Franco-British tensions came to a head at the Brussels Summit last October. First Mr Chirac threatened to cut off Britain's EU rebate, sacrosanct since the days of Margaret Thatcher. Then Mr Chirac and the German Chancellor Gerhard Schröder agreed to postpone reform of the Common Agricultural Policy. Mr Blair complained three times, in front of the entire European Council.
"You are an ill-bred young man," Mr Chirac snapped at him. "No one has ever talked to me that way. And our next summit is cancelled." Which is why yesterday's summit took place two months late.
In the meantime, Mr Blair tried to make amends, giving Mr Chirac a Churchill pen for his 70th birthday in November, and publishing a florid tribute to the French leader in Paris-Match magazine. Franco-British disputes over the ban on British beef and the immigrants' camp at Sangatte were resolved.
A spat over France's invitation to the Zimbabwean President Robert Mugabe to attend an African summit in Paris on February 20th created more hard feelings. Le Monde newspaper revealed yesterday that the visit was the subject of a secret deal, whereby Paris promised to vote to continue EU sanctions against Zimbabwe.

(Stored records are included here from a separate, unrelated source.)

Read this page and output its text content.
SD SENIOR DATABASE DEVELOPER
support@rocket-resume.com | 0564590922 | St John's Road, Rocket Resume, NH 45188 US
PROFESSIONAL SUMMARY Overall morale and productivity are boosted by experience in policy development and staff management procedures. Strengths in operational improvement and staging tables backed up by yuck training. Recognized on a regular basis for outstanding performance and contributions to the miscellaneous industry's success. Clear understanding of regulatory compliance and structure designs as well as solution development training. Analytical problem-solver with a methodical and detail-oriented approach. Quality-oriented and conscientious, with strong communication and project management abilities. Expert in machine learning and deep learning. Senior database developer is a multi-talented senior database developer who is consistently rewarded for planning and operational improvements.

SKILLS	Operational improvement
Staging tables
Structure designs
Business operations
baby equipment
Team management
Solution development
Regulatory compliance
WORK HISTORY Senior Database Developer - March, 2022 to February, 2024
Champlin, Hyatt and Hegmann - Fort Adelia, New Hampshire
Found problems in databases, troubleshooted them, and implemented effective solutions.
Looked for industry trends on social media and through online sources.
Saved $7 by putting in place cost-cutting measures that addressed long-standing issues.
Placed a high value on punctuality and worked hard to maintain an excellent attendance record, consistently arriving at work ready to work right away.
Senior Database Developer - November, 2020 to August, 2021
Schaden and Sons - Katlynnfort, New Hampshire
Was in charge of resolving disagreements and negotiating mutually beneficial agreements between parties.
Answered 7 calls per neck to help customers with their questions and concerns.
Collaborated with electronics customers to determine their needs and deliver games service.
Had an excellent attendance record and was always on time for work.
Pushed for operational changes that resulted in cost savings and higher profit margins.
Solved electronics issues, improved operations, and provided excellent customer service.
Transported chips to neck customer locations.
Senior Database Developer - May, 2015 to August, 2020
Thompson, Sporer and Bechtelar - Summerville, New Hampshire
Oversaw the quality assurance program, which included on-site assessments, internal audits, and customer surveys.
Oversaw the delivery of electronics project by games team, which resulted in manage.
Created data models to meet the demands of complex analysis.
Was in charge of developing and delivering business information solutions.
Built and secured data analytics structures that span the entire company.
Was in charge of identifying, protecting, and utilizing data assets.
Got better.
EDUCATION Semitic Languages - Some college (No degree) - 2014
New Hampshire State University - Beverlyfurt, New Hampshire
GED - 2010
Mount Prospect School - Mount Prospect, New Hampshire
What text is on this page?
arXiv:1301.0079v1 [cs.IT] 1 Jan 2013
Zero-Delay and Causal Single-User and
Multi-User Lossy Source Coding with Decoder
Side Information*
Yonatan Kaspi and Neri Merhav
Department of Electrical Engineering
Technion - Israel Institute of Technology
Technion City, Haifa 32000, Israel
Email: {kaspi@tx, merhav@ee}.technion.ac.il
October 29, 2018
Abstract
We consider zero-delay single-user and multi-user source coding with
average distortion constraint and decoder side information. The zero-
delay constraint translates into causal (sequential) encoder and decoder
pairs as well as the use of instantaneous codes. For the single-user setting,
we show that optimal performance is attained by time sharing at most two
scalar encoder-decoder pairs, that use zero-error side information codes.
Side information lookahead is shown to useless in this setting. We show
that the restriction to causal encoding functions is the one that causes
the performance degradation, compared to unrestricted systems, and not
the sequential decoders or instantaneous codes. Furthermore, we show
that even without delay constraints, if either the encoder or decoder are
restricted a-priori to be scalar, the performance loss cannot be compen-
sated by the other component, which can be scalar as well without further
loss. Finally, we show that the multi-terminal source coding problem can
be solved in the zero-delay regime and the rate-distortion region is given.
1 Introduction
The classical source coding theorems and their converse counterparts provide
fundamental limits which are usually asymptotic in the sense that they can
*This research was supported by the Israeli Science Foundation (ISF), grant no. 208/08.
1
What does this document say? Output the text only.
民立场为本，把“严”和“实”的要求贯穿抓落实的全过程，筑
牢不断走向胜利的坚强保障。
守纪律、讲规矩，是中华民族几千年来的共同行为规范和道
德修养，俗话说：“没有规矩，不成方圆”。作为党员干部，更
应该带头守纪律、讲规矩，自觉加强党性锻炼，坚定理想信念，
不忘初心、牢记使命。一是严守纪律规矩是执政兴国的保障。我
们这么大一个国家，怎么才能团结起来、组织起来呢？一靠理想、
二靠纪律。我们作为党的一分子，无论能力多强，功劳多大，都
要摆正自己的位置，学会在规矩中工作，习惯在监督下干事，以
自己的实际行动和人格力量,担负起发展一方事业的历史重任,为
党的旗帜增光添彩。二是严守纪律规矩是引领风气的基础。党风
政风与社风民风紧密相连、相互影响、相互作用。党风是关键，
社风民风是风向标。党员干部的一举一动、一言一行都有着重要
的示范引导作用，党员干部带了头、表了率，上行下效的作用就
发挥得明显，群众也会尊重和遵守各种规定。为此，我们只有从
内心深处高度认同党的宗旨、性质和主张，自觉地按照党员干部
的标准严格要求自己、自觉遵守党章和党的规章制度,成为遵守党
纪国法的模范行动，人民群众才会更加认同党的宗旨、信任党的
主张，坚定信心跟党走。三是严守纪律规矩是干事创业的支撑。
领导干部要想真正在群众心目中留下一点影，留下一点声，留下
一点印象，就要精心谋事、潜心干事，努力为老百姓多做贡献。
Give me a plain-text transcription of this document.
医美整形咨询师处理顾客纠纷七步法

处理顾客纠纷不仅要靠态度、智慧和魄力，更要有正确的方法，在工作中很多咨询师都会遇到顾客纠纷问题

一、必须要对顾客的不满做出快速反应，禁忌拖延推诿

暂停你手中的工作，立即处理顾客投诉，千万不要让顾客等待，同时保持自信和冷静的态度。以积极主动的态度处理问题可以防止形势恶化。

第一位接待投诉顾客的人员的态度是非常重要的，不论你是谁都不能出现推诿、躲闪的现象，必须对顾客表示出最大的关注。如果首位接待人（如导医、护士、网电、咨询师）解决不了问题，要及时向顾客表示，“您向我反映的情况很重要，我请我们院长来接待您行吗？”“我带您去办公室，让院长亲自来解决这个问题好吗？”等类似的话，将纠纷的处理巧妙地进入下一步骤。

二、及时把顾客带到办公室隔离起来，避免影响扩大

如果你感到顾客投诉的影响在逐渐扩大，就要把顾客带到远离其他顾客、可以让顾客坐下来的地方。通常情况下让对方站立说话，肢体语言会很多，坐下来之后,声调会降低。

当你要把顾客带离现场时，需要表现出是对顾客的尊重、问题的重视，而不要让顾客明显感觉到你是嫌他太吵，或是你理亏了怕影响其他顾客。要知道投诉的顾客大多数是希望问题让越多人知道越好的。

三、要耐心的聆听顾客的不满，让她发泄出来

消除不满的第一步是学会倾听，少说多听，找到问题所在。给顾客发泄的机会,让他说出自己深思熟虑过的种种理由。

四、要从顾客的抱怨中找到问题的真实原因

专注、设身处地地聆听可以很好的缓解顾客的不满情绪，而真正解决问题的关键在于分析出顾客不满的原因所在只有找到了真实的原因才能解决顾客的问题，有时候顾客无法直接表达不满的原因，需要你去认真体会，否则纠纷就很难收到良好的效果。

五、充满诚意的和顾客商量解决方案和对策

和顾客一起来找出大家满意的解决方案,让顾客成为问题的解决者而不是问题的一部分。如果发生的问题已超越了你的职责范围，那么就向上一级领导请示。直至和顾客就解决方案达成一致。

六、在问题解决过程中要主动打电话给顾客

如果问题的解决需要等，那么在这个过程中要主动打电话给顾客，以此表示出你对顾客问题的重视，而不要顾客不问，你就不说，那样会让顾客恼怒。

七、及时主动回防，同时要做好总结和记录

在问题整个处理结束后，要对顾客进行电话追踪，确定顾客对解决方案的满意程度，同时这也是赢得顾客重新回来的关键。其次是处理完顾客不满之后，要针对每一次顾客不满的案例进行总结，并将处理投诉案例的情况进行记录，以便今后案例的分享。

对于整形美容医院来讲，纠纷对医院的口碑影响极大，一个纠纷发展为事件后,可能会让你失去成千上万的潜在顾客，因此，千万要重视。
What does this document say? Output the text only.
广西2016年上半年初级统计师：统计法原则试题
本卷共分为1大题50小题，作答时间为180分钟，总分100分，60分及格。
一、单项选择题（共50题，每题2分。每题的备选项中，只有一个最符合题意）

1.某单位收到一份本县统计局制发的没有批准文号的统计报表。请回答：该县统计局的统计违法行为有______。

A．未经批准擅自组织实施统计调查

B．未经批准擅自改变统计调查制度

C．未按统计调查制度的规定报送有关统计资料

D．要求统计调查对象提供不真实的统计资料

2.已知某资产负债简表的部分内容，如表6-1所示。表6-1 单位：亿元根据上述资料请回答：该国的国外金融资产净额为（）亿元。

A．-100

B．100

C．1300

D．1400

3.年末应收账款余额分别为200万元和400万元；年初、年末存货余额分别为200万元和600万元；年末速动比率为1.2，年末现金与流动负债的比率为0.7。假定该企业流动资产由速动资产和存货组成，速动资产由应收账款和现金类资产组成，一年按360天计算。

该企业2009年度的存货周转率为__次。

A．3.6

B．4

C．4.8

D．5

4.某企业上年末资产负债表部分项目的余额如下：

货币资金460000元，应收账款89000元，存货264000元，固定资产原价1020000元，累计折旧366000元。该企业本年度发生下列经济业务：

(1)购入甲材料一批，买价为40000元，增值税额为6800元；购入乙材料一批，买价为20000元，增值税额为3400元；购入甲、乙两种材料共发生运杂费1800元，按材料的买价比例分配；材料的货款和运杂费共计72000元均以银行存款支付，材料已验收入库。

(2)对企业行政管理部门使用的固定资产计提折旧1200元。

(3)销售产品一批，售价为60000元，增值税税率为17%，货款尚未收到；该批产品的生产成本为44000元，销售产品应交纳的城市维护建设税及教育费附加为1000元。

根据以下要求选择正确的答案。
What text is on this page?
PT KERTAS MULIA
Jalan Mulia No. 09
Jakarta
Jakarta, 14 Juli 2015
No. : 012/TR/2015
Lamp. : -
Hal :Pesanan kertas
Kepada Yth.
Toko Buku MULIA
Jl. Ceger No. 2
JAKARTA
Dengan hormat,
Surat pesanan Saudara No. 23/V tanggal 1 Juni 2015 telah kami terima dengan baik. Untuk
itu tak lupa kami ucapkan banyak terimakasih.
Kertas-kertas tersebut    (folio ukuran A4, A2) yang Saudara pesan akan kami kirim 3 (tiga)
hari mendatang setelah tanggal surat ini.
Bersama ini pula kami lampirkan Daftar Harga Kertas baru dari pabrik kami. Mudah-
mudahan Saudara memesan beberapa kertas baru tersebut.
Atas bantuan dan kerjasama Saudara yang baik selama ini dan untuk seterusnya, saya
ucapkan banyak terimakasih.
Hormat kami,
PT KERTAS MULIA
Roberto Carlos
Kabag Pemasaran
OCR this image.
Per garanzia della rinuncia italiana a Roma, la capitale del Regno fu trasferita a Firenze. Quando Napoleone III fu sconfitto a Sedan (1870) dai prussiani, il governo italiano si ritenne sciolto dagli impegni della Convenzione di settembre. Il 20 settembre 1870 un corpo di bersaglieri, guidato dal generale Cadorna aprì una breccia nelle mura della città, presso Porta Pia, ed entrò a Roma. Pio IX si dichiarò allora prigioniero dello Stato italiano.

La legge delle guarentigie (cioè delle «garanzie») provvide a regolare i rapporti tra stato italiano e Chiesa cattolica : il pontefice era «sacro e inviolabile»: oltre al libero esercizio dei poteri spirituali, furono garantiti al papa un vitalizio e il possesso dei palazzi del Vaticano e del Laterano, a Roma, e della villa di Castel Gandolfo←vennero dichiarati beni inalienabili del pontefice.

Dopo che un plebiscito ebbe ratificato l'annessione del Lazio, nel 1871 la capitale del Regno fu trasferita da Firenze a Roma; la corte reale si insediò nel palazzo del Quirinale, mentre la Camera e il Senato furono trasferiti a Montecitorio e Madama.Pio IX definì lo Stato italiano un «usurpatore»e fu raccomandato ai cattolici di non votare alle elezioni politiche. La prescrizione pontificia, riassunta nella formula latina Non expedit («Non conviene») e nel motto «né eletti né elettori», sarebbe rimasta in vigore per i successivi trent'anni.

Not only did Messrs Blair and Chirac fail to inform their cabinets, diplomats say they gave note-takers different versions of their verbal agreement.
You didn't have to look further than the press-kits handed out by the Élysée and the British Embassy to measure misunderstandings yesterday.
At St Malo, the British document notes, "France accepted that NATO would remain the foundation of Europe's collective security." The French account of St Malo says that "Great Britain accepts, within the framework of the Common Foreign and Security Policy, that the European Union establish an autonomous capacity for action based on credible military forces."
The British text goes on to say that "Franco-British thinking has played a key role in driving forward the EU's development of a European Security and Defence Policy". The French notes tell the (for Britain) bitter truth: that the security and defence policy was proposed by France and Germany on the 40th anniversary of the Élysée Treaty.
To avoid making a spectacle of their differences, Mr Chirac and Mr Blair choreographed their performance by telephone before travelling to Le Touquet. "There will be amicable discord on Iraq, and amicable accords on defence, immigration and education," Mr Chirac's spokeswoman predicted.
On Iraq, both leaders are making the biggest gamble of their political lives. Mr Chirac may seek a de Gaulle-like place in history by saying 'Non'. London and Washington have irritated him, but opinion polls support him.
At the root of Mr Chirac's attempts to prevent a renewed war against Iraq, his entourage say, is fear that it would doom all possibility of peaceful co-existence between the West and Islam.